Cina-Vaticano, un accordo di portata storica …
“Nel quadro dei contatti tra la Santa Sede e la Repubblica Popolare Cinese, che sono in corso da tempo”, ieri è stato “firmato un Accordo Provvisorio […] che è frutto di un graduale e reciproco avvicinamento, prevede valutazioni periodiche circa la sua attuazione […], tratta della nomina dei vescovi, questione di grande rilievo per la vita della Chiesa, e crea le condizioni per una più ampia collaborazione a livello bilaterale”. Questo il comunicato ufficiale del Vaticano in merito a quello che era uno dei nodi più spinosi riguardanti la vita dei cattolici in Cina e i rapporti bilaterali tra Pechino e Roma.
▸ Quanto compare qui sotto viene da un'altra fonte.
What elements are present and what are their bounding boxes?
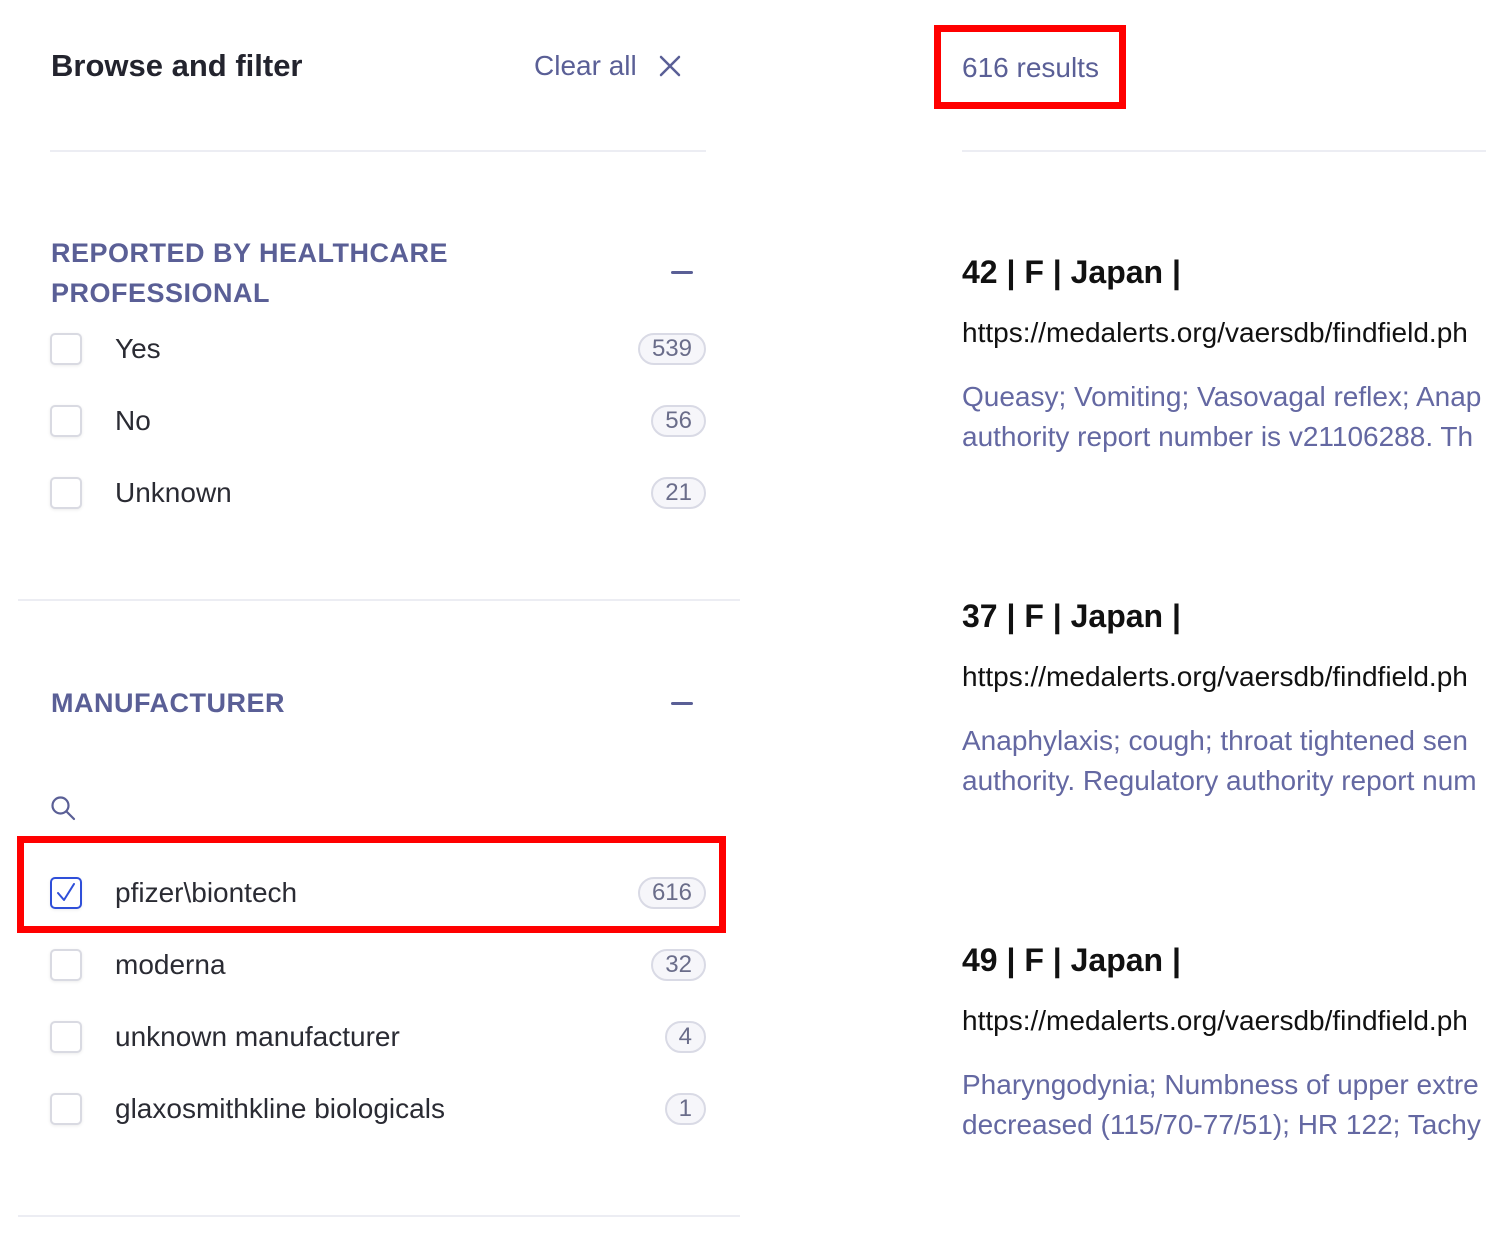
snippet-line: Anaphylaxis; cough; throat tightened sen	[962, 725, 1468, 756]
facet-heading-line: PROFESSIONAL	[51, 278, 271, 308]
filter-option-yes[interactable]: Yes 539	[50, 327, 706, 371]
filter-option-unknown[interactable]: Unknown 21	[50, 471, 706, 515]
checkbox[interactable]	[50, 949, 82, 981]
sidebar-title: Browse and filter	[51, 48, 303, 83]
highlight-box	[17, 836, 726, 933]
result-title[interactable]: 49 | F | Japan |	[962, 942, 1181, 979]
result-snippet: Anaphylaxis; cough; throat tightened sen…	[962, 721, 1477, 801]
option-label: glaxosmithkline biologicals	[115, 1093, 445, 1124]
facet-divider	[18, 1215, 740, 1217]
results-header-divider	[962, 150, 1486, 152]
result-title[interactable]: 42 | F | Japan |	[962, 254, 1181, 291]
checkbox[interactable]	[50, 477, 82, 509]
option-label: unknown manufacturer	[115, 1021, 400, 1052]
snippet-line: decreased (115/70-77/51); HR 122; Tachy	[962, 1109, 1481, 1140]
result-url[interactable]: https://medalerts.org/vaersdb/findfield.…	[962, 317, 1468, 349]
result-url[interactable]: https://medalerts.org/vaersdb/findfield.…	[962, 661, 1468, 693]
search-icon[interactable]	[50, 795, 76, 821]
result-snippet: Pharyngodynia; Numbness of upper extre d…	[962, 1065, 1481, 1145]
snippet-line: Queasy; Vomiting; Vasovagal reflex; Anap	[962, 381, 1482, 412]
collapse-icon[interactable]	[671, 271, 693, 274]
close-icon	[659, 55, 680, 77]
filter-option-moderna[interactable]: moderna 32	[50, 943, 706, 987]
snippet-line: authority. Regulatory authority report n…	[962, 765, 1477, 796]
result-title[interactable]: 37 | F | Japan |	[962, 598, 1181, 635]
filter-option-no[interactable]: No 56	[50, 399, 706, 443]
checkbox[interactable]	[50, 1021, 82, 1053]
checkbox[interactable]	[50, 333, 82, 365]
filter-option-unknown-manufacturer[interactable]: unknown manufacturer 4	[50, 1015, 706, 1059]
filter-option-glaxosmithkline[interactable]: glaxosmithkline biologicals 1	[50, 1087, 706, 1131]
option-label: moderna	[115, 949, 226, 980]
results-count: 616 results	[962, 52, 1099, 83]
clear-all-label: Clear all	[534, 50, 637, 81]
count-badge: 32	[651, 949, 706, 981]
snippet-line: Pharyngodynia; Numbness of upper extre	[962, 1069, 1479, 1100]
count-badge: 1	[664, 1093, 706, 1125]
collapse-icon[interactable]	[671, 702, 693, 705]
result-url[interactable]: https://medalerts.org/vaersdb/findfield.…	[962, 1005, 1468, 1037]
clear-all-button[interactable]: Clear all	[534, 50, 681, 82]
facet-divider	[18, 599, 740, 601]
count-badge: 56	[651, 405, 706, 437]
option-label: Yes	[115, 333, 161, 364]
count-badge: 21	[651, 477, 706, 509]
option-label: No	[115, 405, 151, 436]
checkbox[interactable]	[50, 405, 82, 437]
count-badge: 539	[637, 333, 706, 365]
option-label: Unknown	[115, 477, 232, 508]
count-badge: 4	[664, 1021, 706, 1053]
facet-heading-healthcare-professional: REPORTED BY HEALTHCARE PROFESSIONAL	[51, 233, 448, 313]
facet-heading-manufacturer: MANUFACTURER	[51, 688, 285, 718]
facet-heading-line: REPORTED BY HEALTHCARE	[51, 238, 449, 268]
checkbox[interactable]	[50, 1093, 82, 1125]
snippet-line: authority report number is v21106288. Th	[962, 421, 1474, 452]
sidebar-header-divider	[50, 150, 706, 152]
result-snippet: Queasy; Vomiting; Vasovagal reflex; Anap…	[962, 377, 1481, 457]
Come ha scritto Stefania Falasca su “Avvenire”, “si firma la storia”: storico è un accordo che “rende possibile a tutti i vescovi cinesi di essere in comunione con il papa e a milioni di fedeli di far parte di un’unica comunità”. Se il Vaticano accetta che il processo di designazione dei futuri vescovi avvenga in qualche modo dal basso, con il contributo quindi delle associazioni legate al governo, la Cina esprime il suo assenso a che la nomina tra i proposti alla dignità episcopale spetti al pontefice, come avviene in tutto il resto del mondo.
Non è cosa di poco conto. Va considerato che è la prima volta che Pechino consente al fatto che dei propri cittadini dipendano in un’ultima istanza da un potere esterno, sia pure da un punto di vista solo spirituale: “E’ la prima volta che la Repubblica popolare cinese riconosce il ruolo del pontefice come guida gerarchica della Chiesa”.
Com’è noto i rapporti tra Cina e Vaticano hanno conosciuto un lento ma costante avvicinamento sotto i regni di Benedetto XVI e di Francesco. Gli ultimi papi hanno puntato su un lavoro ai fianchi che chiarisse come la Chiesa non ha in animo di sostituirsi allo Stato, “ma desidera offrire un contributo sereno e positivo per il bene di tutti”.
Andrea Riccardi ha ricostruito sul “Corriere” il “lungo inverno tra Pechino e il Vaticano, considerato dai cinesi, nel clima della guerra fredda, una forza straniera, occidentale e imperialista”. Di qui la creazione dell’Associazione Patriottica Cattolica Cinese; di qui le ordinazioni di vescovi non nominati né riconosciuti dalla Santa Sede. Con il risultato di veder coesistere nel mondo cinese una Chiesa “patriottica” e una Chiesa “clandestina”, a volte divise sull’atteggiamento da avere nei confronti del potere, più spesso unite nel tentativo di salvare il cuore del messaggio cristiano scendendo a qualche compromesso. Il primo risultato dell’accordo sarà l’unificazione dell’episcopato, con la speranza di giungere poi a un’uniformità di visione e di prassi, “premessa per un nuovo slancio del cattolicesimo in Cina”.
Entrare in una nuova stagione non sarà forse semplice ed immediato, come chiarisce Agostino Giovagnoli sempre su “Avvenire”. Ma la Chiesa si muove da sempre con la politica dei “piccoli passi”: “Non sappiamo se il metodo adottato funzionerà e se reggerà ad attacchi e difficoltà. Restano aperte altre questioni. Bisognerà rimettersi al lavoro e non mancheranno incomprensioni. Ma oggi è diventato possibile sperare”.
Per la Chiesa in Cina, certamente. Ma in definitiva per tutto un pianeta che non ha certo bisogni di altre tensioni, e in vista del sempre più significativo ruolo che la Cina giocherà nel XXI secolo.